Step 6: Objection Handle and Close

With a gut punch dropped, the prospect will invariably hit the prospector with an objection:

  • “Send me some follow-up information.”
  • “I’m all set.”
  • “This won’t work for me/I’m a special unicorn.”

More on this topic can be found here.

The key here is to not only handle the objection but concurrently drive to close the call. You don’t want to get into protracted conversation, you want to answer the question, then drive to close. This is the reason that objection handling and close are considered one step, not two, because they need to be hand in glove. Remember, you’ve worked hard to pitch your product, and you’ve distracted them from their usual pattern; it is time to get them to commit to a time to talk, not engage in a lengthy conversation.

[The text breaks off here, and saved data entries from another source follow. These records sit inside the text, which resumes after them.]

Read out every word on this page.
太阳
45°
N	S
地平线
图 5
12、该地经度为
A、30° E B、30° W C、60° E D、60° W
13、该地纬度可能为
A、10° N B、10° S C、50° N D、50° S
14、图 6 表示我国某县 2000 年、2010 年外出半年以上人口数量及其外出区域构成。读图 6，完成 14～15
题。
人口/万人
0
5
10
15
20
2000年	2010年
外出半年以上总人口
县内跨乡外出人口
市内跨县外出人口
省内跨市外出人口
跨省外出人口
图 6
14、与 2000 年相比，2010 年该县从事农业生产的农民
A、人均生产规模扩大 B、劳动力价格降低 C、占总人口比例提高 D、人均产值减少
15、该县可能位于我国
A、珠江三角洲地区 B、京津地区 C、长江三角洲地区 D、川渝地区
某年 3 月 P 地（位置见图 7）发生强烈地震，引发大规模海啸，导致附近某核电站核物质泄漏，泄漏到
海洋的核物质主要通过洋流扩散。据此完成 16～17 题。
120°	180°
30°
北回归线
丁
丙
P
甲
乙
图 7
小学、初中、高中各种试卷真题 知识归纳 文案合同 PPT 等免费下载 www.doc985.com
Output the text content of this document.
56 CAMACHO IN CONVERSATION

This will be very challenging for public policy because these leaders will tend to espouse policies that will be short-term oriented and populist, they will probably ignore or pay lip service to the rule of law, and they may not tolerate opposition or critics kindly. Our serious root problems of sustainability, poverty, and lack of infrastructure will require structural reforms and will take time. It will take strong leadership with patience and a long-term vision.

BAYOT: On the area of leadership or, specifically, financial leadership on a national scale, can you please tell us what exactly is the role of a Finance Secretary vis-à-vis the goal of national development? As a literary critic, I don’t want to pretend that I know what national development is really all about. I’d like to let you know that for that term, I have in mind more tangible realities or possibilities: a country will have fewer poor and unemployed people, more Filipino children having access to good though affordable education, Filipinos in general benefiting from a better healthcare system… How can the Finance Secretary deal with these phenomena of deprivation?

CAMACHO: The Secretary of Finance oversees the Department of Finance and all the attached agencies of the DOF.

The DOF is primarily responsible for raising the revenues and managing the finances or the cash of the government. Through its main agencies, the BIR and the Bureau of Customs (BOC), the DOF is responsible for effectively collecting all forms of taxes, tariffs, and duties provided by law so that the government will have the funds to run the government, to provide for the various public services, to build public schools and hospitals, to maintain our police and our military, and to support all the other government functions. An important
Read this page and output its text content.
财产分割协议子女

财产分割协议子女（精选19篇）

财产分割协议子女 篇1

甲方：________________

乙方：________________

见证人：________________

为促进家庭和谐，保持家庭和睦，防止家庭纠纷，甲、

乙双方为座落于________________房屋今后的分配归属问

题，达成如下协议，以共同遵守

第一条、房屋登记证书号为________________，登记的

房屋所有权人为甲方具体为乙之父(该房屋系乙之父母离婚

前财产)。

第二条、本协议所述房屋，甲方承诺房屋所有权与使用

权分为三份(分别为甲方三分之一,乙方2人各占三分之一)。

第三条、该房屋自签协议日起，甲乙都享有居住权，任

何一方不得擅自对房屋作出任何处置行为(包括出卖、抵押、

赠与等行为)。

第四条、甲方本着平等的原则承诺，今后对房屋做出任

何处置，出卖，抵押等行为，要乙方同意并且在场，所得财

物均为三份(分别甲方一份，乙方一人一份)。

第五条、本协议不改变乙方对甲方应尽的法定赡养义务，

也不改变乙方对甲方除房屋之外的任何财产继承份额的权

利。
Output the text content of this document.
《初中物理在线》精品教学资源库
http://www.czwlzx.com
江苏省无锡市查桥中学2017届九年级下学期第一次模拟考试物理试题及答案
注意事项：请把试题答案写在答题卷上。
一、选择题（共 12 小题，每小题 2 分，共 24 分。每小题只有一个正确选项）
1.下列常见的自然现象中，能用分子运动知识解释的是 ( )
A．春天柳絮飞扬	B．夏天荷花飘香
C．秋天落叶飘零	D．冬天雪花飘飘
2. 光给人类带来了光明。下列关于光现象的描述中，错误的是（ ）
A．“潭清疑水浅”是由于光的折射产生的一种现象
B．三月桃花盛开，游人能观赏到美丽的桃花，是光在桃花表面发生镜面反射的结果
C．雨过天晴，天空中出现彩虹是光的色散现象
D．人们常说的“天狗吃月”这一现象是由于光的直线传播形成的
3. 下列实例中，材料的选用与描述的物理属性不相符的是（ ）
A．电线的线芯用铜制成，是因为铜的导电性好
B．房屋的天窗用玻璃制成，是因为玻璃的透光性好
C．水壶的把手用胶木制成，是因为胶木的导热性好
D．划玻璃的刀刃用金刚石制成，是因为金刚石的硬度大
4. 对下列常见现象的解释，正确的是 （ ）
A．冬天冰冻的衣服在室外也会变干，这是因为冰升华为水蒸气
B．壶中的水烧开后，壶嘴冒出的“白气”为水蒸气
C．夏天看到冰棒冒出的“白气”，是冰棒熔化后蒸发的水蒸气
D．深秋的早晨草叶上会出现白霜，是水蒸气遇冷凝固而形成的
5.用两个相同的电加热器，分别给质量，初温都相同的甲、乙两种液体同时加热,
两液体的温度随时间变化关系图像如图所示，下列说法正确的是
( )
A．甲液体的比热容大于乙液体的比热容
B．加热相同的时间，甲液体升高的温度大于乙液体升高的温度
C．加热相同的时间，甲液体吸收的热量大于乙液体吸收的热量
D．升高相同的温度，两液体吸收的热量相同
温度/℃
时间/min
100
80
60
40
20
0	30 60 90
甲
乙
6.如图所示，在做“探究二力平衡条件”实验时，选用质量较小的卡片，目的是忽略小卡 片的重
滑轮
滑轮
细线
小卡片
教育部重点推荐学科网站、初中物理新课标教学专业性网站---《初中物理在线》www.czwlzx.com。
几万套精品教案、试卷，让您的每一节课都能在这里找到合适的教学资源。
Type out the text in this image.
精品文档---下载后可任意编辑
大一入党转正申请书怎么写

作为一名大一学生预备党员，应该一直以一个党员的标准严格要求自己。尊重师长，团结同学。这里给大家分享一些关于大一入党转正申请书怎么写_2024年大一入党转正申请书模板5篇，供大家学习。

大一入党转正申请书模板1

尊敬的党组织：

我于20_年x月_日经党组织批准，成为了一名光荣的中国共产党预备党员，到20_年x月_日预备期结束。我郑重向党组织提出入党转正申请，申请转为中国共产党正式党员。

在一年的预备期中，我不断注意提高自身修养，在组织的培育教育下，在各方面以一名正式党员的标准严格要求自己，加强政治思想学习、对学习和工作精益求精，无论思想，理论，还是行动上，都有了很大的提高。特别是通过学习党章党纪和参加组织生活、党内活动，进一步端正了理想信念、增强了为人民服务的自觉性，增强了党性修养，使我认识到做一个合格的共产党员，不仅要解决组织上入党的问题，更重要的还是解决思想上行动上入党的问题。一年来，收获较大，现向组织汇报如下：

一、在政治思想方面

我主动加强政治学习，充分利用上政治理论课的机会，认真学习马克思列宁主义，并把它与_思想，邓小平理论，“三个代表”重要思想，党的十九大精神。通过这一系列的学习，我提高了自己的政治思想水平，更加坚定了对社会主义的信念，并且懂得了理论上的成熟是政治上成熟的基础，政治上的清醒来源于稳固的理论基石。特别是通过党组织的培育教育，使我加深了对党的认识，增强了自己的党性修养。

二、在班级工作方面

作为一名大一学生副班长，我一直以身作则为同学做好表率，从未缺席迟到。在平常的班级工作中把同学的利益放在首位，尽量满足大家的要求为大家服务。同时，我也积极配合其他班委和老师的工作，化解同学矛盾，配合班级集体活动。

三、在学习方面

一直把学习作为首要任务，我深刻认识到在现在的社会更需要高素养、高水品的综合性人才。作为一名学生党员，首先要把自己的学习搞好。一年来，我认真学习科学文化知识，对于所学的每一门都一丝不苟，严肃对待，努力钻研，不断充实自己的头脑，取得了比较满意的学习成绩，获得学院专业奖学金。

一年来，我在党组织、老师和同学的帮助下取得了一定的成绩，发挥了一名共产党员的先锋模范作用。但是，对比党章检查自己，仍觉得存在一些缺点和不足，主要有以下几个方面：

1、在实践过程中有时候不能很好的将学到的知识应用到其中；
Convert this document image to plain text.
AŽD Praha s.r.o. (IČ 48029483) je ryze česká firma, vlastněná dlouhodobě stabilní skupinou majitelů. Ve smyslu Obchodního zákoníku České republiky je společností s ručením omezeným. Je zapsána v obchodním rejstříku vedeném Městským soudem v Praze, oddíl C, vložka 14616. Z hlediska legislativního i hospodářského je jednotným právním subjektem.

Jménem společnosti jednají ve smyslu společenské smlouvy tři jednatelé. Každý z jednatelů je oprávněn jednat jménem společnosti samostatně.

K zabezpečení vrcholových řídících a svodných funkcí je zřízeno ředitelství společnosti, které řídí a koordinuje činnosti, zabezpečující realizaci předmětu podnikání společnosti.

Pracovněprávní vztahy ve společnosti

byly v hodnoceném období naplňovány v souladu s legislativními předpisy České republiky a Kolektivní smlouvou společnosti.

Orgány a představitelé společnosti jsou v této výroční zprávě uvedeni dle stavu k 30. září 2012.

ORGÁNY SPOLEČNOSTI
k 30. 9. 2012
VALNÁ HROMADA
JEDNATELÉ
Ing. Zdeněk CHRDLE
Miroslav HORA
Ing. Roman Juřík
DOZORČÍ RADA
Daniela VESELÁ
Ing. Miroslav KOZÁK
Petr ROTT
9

The reason a lengthy conversation is not advised as you could be falling into the trap of a genuinely curious prospect. They picked up the phone, were intrigued, now they will badger you for information, then never respond to you again. If you can quickly identify the type of person who answers the phone (more here), then great; however, it is very difficult to do even for trained sales reps.

 If the prospect is genuinely interested in learning more in the here and now, by all means, do take advantage of it; drive them to a quick Zoom call, inquire about their buying process, and see if anyone else on their team can join. In short, make sure they know they are getting a valuable meeting, and they should provide value on their side.


Developing a great call script can help a company grow through outbound prospecting efforts. The issue for most companies coming up with an effective script is the lack of a rubric. Hopefully this guide, that has already been tested and utilized by dozens of companies, will benefit you as well. 


What is cold calling?

Cold calling is a phone-based prospecting technique that aims to open a conversation with someone you have never communicated with before. Cold calling should be preceded by having identified the ideal customer profile and persona(s) that a prospector is trying to reach. Once identified, a call script that is relevant to the recipient of the call can be created to increase the likelihood of the prospect being interested in having a short conversation leading to a commitment to talking later on.

Does cold calling still work?

Cold calling is still the best way to reach a prospect and get a decision quickly. The more research a prospector has done on the prospect, both their personal and professional details, coupled with their ability to hold a conversation and handle objections and deflections will increase the likelihood of a successful cold call.

What are some cold calling tips?

The best tips for making a cold call are having researched the prospects' personal and professional details, having a concise and direct script, and conveying confidence over the phone.

How can I get over my fear of cold calling?

Most people fear cold calling for two reasons — they don’t know who they are calling, and they don’t know what to say. Overcoming this fear is achieved by having researched the people you are calling and having practiced your script that is relevant to them in their professional capacity.